Fadli Zon Pertanyakan Bukti, Korban dan Aktivis Bangkitkan Ingatan Tragedi Mei 1998
- account_circle Sayida
- calendar_month Ming, 15 Jun 2025

menalar.id,. – Pernyataan kontroversial Menteri Kebudayaan Fadli Zon soal tragedi pemerkosaan massal dalam tragedi mei 1998 memicu gelombang kritik. Ia menyebut insiden itu sebagai sekadar rumor, sebuah pernyataan yang langsung memantik kecaman dari berbagai organisasi masyarakat sipil hingga warganet.
Fadli mengemukakan pandangannya dalam wawancara bersama jurnalis senior IDN Times, Uni Zulfiani Lubis, yang membahas proses penulisan ulang sejarah. Dalam perbincangan tersebut, Fadli menegaskan bahwa narasi tentang pemerkosaan terhadap perempuan Tionghoa yang selama ini berkembang luas, tidak memiliki bukti kuat untuk dimasukkan dalam sejarah resmi Indonesia.

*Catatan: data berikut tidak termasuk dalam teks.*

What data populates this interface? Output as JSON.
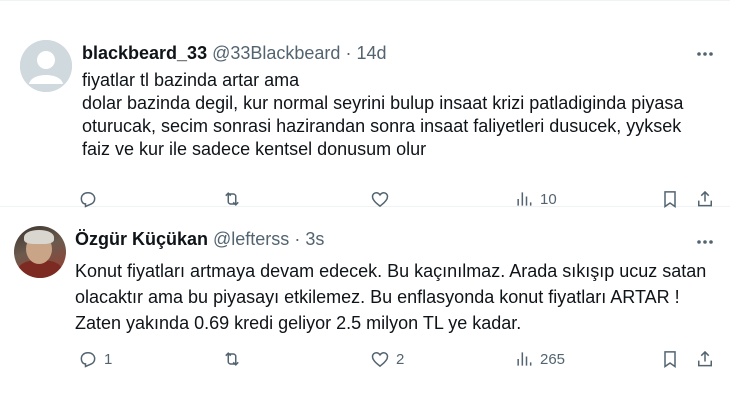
{
  "tweets": [
    {
      "display_name": "blackbeard_33",
      "handle": "@33Blackbeard",
      "separator": "·",
      "time": "14d",
      "text": "fiyatlar tl bazinda artar ama\ndolar bazinda degil, kur normal seyrini bulup insaat krizi patladiginda piyasa oturucak, secim sonrasi hazirandan sonra insaat faliyetleri dusucek, yyksek faiz ve kur ile sadece kentsel donusum olur",
      "actions": {
        "reply_count": "",
        "retweet_count": "",
        "like_count": "",
        "views_count": "10"
      }
    },
    {
      "display_name": "Özgür Küçükan",
      "handle": "@lefterss",
      "separator": "·",
      "time": "3s",
      "text": "Konut fiyatları artmaya devam edecek. Bu kaçınılmaz.  Arada sıkışıp ucuz satan olacaktır ama bu piyasayı etkilemez. Bu enflasyonda konut fiyatları ARTAR ! Zaten yakında 0.69 kredi geliyor 2.5 milyon TL ye kadar.",
      "actions": {
        "reply_count": "1",
        "retweet_count": "",
        "like_count": "2",
        "views_count": "265"
      }
    }
  ],
  "icons": {
    "reply": "reply-icon",
    "retweet": "retweet-icon",
    "like": "heart-icon",
    "views": "views-icon",
    "bookmark": "bookmark-icon",
    "share": "share-icon",
    "more": "more-icon"
  },
  "colors": {
    "text": "#0f1419",
    "secondary": "#536471",
    "divider": "#eff3f4"
  }
}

“Pemerkosaan massal kata siapa itu? Enggak pernah ada proof-nya. Itu adalah cerita. Kalau ada tunjukkan, ada enggak di dalam buku sejarah itu?” kata Fadli Zon dalam wawancara yang ditayangkan di kanal YouTube IDN Times pada Rabu, (11/6/2025).
Ucapan tersebut segera memicu reaksi publik yang luas. Kontroversi ini membangkitkan kembali ingatan kolektif masyarakat atas babak kelam dalam sejarah reformasi.
Berdasarkan laporan Tim Gabungan Pencari Fakta (TGPF) Peristiwa 13–15 Mei 1998 yang dibentuk beberapa bulan setelah kerusuhan terjadi, mayoritas korban kekerasan seksual dalam tragedi Mei 1998 berasal dari perempuan etnis Tionghoa. Meski begitu, TGPF mencatat bahwa kekerasan dalam peristiwa tersebut tidak hanya menimpa etnis Tionghoa, tetapi juga kelompok lainnya. Namun, kekerasan seksual secara khusus paling banyak dialami oleh perempuan Tionghoa dari berbagai lapisan kelas sosial.
Hingga 3 Juli 1998, sebanyak 168 orang telah melaporkan diri sebagai korban pemerkosaan dan pelecehan seksual massal. Dari jumlah itu, TGPF berhasil memverifikasi 85 perempuan sebagai korban kekerasan berbasis gender.
Dalam laporan tersebut, tim merinci jenis kekerasan yang dialami: 52 korban mengalami pemerkosaan, 14 orang menjadi korban pemerkosaan disertai penganiayaan, 10 orang mengalami serangan atau penganiayaan seksual, dan sembilan lainnya menjadi korban pelecehan seksual.
Saat era reformasi 1998, Fadli Zon bukan lagi mahasiswa, melainkan sudah duduk menjadi anggota Dewan. Di pengujung masa pemerintahan Orde Baru, Fadli Zon adalah anggota MPR dari utusan golongan pemuda (1997-1999).
Laporan tersebut memicu gelombang demonstrasi di berbagai kota besar dunia. Para demonstran menuntut agar pemerintah Indonesia mengusut tuntas kasus ini. Aksi-aksi protes tercatat terjadi di depan Kedutaan Besar Republik Indonesia (KBRI) di Boston, Beijing, Bangkok, hingga Hongkong. Saat itu, para demonstran menggelar aksi di luar pagar kedutaan.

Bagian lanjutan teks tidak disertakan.